Die schwierige Aufführungsgeschichte von „Dalibor“ begann bald nach der Uraufführung 1868 im Prager Interimstheater (Neustädtisches Theater). Schon Gustav Mahler kürzte Bedřich Smetanas ersten Anlauf zu einer böhmischen Nationaloper in Wien um 50 Minuten. Manipulative Eingriffe waren auch später die Regel. Aus verschiedenen Gründen: Das in deutscher Sprache verfasste Libretto von Josef Wenzig vertonte Smetana in der tschechischen Übersetzung Ervín Špindlers.

„O Janko, könnt’ ich ans Herz dich pressen, der Kerker wär’ mir ein Wonnesaal!“ schwelgt Dalibor in Wenzigs Originaltext, welcher aufgrund Smetanas Vertonung der Übersetzung nicht kompatibel mit der Musik ist. Eigentlich kann es also nur zwei konsequente „Dalibor“-Interpretationen geben: Entweder der impulsive Raubritter ist schwul – oder der ferne und schon zu Beginn der Oper tote Freund Zdeněk ist eine Allegorie der Freiheit und der Musik.
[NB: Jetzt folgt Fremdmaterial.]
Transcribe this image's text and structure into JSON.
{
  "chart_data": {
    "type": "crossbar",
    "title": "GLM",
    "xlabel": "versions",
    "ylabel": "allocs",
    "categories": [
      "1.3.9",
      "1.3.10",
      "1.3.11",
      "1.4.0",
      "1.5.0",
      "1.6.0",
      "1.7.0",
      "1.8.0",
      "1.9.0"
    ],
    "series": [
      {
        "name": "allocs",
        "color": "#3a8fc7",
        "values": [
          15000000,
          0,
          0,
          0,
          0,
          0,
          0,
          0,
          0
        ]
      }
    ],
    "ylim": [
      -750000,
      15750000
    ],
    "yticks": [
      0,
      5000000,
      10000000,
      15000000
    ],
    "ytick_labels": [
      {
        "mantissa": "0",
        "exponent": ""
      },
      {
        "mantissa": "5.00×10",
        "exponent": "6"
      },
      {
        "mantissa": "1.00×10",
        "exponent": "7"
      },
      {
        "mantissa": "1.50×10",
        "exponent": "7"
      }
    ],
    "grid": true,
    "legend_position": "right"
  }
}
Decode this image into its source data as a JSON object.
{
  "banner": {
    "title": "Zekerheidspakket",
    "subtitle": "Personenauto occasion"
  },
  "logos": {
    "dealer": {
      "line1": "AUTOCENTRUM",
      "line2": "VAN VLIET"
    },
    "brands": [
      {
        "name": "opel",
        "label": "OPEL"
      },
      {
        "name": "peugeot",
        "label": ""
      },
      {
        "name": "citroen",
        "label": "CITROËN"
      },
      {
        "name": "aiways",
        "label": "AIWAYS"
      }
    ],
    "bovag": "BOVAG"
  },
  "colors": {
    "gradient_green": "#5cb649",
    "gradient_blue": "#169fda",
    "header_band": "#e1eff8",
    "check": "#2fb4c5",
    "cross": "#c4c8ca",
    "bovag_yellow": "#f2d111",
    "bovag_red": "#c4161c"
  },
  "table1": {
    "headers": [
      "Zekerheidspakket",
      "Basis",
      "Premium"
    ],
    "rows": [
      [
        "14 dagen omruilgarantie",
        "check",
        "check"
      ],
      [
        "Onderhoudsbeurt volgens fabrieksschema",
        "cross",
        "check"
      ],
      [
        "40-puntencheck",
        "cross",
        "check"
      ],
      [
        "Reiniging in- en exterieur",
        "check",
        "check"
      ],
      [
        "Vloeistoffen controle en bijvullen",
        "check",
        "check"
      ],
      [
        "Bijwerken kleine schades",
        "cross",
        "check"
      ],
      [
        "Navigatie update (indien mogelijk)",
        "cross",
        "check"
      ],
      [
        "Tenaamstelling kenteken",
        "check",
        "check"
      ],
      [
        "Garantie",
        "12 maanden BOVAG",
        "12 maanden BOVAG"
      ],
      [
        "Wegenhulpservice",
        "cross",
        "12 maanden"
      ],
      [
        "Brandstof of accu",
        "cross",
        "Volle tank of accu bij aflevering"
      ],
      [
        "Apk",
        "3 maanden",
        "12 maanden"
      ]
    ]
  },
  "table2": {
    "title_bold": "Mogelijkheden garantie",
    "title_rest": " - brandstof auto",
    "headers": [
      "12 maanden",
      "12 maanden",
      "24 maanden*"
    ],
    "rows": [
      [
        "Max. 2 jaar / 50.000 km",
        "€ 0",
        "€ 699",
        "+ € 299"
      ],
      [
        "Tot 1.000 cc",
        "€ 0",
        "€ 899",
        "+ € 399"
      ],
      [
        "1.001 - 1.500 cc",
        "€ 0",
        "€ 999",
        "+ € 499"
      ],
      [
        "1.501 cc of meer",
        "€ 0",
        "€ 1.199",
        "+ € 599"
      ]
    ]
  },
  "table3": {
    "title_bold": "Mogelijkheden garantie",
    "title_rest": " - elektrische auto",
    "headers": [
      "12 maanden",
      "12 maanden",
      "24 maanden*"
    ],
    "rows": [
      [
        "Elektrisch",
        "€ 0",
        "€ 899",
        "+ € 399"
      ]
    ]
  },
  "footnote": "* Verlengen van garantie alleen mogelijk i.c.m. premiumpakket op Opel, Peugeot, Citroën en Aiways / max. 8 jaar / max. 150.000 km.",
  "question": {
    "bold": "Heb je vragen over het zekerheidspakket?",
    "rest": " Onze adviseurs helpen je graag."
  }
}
Im zweiten Fall hätten diejenigen recht, welche das tschechische Musikmonument „Dalibor“ als epigonale Antwort auf Beethovens „Fidelio“ (Frau befreit Mann aus Kerker) und Wagners „Lohengrin“ (Gericht mit Held aus „Glanz und Wonne“) betrachten. Die Frage, ob und wie sich Dalibor und Zdeněk/Janko umarmen, Seite an Seite kämpfen oder „nur“ miteinander musizieren, ist demzufolge essentiell.

Es ist deshalb auch verständlich, warum man am Nationaltheater Košice unter der seit September 2023 amtierenden slowakischen Kulturministerin Martina Šimkovičová eine konzertante Produktion des umstrittenen Opus bevorzugt. Diese dem „Jahr der Musik“ 2024 des befreundeten Nachbarlandes Tschechien und dem 200. Geburtstag Smetanas gewidmete Hommage gerät zur Sternstunde.

Nach der souveränen Vorbereitung des Chors und des Nationaltheater-Orchesters durch Peter Valentovič beweist Tomáš Hanus, warum er an großen Häusern als Fachmann für tschechisches Repertoire gehandelt wird. Er gestaltet mit einer dynamischen und nur ganz selten die volle Fortissimo-Dröhnung suchenden Feinarbeit. Dazu hat er eine Besetzung mit vokaler Pracht, Hochspannung und Sensibilität. Peter Berger – mit Hanus von einer „Dalibor“-Serie aus Brünn und Litomyšl kurz in die Ostslowakei gekommen – singt Dalibors Auftrittsromanze, die Vision im ersten und den Arien-Run im zweiten Kerkerbild ohne Striche und auf edelster Linie. Neben ihm brilliert Eliška Weissová als den Titelhelden erst hassende und dann ekstatisch liebende Milada: eine Hochdramatische mit Mezzo-Fundament, unerschöpflichen Reserven und vollkommen angstfrei in den oft unterschätzten tiefen Passagen. Berger und Weissová spielen ein echtes Liebespaar und liegen sich zum Ende ihrer Duette unter dem Jubel des Publikums in den Armen.

Als König Vladislav zeigt Marián Lukáč vergleichsweise milde Autorität und gibt in der Arie des dritten Aktes einen sehr subtilen Einblick in die Belastungen durch das Herrscherdasein. Michaela Várady wertet Dalibors Helferin Jitka mit klar gefasstem Fokus und schön blühender Empathie auf. Juraj Hollý empfiehlt sich in der kurzen Partie des Vitec mit nachdrücklichem Potenzial als zukünftiger Dalibor. Jozef Benci (Kerkermeister Beneš) und Michal Onufer (Budivoj) bestätigen den hohen Rang des Ensembles in Košice.